Minimizing variance across a matrix

Hello - I'm dabbling with a model for fun and am looking for some assistance on methodologies I can dive into. I am dusting off my stats knowledge as I haven't had a ton of exposure since college a few decades ago. Am trying to sharpen up and learn R/Python. Have an IT/data background so most of this is familiar.

I have the following dataset that I think about as a matrix. My "rows" are individual competitors. My "columns" are races. The intersection of a row and a column are an actual race result (# of seconds to complete the race). My goal is to scale each race result so they can be compared. I have the following assumptions - each race has a normal distribution of results for the competitors involved. The race results vary because of the distance/course difficulty/weather, etc. Ideally, I would just compare the means of different races and adjust the results accordingly. I don't believe I can do this because each race has a different combination of competitors, so the strength of the field has a large effect on the mean.
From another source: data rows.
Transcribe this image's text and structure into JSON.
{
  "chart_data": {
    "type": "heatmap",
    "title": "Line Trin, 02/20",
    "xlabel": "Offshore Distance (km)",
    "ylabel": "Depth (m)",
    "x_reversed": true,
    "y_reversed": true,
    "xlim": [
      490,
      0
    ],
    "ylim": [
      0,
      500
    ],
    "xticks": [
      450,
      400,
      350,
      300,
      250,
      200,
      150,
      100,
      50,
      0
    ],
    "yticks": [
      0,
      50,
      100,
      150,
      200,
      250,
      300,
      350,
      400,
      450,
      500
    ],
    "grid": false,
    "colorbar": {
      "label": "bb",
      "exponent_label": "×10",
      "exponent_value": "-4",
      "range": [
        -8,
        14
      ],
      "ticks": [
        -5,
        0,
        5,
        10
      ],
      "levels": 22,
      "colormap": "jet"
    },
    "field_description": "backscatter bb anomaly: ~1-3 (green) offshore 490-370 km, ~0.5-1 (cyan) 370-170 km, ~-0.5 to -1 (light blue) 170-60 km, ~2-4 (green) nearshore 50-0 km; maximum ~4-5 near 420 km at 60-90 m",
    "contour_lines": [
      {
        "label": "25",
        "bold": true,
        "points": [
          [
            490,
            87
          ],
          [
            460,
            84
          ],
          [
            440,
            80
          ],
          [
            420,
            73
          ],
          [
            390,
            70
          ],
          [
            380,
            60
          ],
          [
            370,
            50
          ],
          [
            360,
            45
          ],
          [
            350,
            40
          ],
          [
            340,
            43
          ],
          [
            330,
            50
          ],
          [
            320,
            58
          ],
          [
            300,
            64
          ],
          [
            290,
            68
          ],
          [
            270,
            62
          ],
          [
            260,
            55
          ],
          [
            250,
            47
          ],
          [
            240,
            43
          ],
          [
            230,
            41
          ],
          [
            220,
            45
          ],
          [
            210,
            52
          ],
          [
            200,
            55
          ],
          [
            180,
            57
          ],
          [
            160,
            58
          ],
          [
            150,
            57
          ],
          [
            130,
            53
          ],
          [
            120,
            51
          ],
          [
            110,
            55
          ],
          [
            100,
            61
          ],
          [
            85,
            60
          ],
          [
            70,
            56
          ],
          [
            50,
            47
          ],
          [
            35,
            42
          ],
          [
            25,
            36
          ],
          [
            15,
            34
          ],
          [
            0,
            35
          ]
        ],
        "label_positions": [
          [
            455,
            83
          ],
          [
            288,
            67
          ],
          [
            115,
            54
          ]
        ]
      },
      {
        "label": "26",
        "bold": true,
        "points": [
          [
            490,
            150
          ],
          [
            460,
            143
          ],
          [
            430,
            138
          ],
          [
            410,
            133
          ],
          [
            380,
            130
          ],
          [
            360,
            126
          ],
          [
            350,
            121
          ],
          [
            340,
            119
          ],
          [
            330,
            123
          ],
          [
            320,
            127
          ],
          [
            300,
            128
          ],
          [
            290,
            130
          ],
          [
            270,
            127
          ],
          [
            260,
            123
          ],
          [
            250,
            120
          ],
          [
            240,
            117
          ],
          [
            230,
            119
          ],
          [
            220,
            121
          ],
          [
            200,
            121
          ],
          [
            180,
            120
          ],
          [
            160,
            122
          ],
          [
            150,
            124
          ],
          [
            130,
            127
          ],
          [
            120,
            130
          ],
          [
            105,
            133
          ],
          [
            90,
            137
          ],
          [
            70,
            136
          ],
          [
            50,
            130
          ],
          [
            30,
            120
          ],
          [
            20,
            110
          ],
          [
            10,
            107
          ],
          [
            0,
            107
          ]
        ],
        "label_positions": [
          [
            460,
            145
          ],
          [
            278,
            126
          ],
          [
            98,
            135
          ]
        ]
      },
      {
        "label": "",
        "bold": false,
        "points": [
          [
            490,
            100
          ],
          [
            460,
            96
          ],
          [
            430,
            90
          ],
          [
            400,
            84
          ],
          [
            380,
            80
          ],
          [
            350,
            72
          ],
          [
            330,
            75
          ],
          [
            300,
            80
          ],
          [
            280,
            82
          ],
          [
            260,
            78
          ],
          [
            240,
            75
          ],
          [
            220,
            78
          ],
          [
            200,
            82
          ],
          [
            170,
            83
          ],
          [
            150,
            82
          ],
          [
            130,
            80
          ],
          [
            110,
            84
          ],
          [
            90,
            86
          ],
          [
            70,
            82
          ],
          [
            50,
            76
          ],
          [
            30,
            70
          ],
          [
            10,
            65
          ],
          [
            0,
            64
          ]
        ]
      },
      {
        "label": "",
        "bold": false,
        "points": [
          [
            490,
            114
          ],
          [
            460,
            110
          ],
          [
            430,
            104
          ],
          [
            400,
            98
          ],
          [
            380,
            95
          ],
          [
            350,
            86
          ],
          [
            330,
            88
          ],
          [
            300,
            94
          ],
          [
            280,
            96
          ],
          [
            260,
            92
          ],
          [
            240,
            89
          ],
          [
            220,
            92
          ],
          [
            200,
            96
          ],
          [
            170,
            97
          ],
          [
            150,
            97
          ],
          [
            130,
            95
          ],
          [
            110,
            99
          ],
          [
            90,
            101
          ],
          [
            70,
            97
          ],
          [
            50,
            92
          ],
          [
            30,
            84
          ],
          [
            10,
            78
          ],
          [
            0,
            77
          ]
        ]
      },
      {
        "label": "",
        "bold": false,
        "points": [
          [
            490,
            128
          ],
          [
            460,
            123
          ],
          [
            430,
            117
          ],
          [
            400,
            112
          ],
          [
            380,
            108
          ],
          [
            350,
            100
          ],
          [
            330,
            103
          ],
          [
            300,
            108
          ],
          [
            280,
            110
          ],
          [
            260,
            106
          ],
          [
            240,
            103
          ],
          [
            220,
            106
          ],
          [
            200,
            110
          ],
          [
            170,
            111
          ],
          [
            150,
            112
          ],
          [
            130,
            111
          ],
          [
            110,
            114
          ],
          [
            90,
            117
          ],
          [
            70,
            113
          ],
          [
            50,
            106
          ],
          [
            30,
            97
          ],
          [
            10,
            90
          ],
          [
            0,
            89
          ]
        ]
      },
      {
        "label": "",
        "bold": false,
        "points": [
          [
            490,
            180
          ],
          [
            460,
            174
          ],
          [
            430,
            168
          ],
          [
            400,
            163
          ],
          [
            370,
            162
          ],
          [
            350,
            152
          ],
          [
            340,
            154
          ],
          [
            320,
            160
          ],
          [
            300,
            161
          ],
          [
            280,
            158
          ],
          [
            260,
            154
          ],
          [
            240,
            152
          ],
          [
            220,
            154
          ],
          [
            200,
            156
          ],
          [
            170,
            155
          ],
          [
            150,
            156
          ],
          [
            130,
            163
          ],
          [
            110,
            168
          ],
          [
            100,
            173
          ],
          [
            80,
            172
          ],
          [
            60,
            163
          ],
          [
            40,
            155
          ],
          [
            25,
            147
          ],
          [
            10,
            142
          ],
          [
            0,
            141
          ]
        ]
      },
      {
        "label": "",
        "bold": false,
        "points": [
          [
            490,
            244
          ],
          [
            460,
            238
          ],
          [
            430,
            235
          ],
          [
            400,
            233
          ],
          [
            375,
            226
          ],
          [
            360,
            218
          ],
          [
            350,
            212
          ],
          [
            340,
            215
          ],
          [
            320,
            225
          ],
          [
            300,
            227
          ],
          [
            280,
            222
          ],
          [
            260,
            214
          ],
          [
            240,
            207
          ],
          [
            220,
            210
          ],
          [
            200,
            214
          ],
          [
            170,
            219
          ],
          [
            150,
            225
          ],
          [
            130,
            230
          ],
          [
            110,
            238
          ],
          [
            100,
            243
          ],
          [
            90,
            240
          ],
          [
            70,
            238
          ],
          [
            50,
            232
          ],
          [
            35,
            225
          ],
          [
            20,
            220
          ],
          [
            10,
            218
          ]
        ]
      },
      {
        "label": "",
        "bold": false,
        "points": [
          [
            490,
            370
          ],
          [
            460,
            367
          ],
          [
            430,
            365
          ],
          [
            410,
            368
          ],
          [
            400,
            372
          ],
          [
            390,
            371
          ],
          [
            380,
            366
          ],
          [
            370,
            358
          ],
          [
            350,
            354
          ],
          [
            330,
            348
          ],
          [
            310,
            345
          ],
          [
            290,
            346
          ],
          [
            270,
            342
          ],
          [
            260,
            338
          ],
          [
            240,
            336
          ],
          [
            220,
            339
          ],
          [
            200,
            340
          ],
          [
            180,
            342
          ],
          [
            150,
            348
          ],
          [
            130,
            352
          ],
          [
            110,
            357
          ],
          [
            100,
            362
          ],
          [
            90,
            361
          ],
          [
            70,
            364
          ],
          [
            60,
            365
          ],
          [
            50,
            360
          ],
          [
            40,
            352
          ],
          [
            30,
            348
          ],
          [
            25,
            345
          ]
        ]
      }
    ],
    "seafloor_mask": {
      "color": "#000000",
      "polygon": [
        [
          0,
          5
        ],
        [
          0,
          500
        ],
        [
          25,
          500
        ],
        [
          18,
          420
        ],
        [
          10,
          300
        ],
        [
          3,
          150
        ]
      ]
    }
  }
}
How I am currently thinking of this is that I want to "solve" for the following: Assign each competitor a rating. Assign each race a regression formula with the input being the competitor rating and the output being the expected race time. I want to come up with the best combination of competitor ratings and race formulas that would minimize the variance of the expected race time vs. the actual race time across the whole matrix.

Can anyone point me in a good direction to start thinking about/implementing this?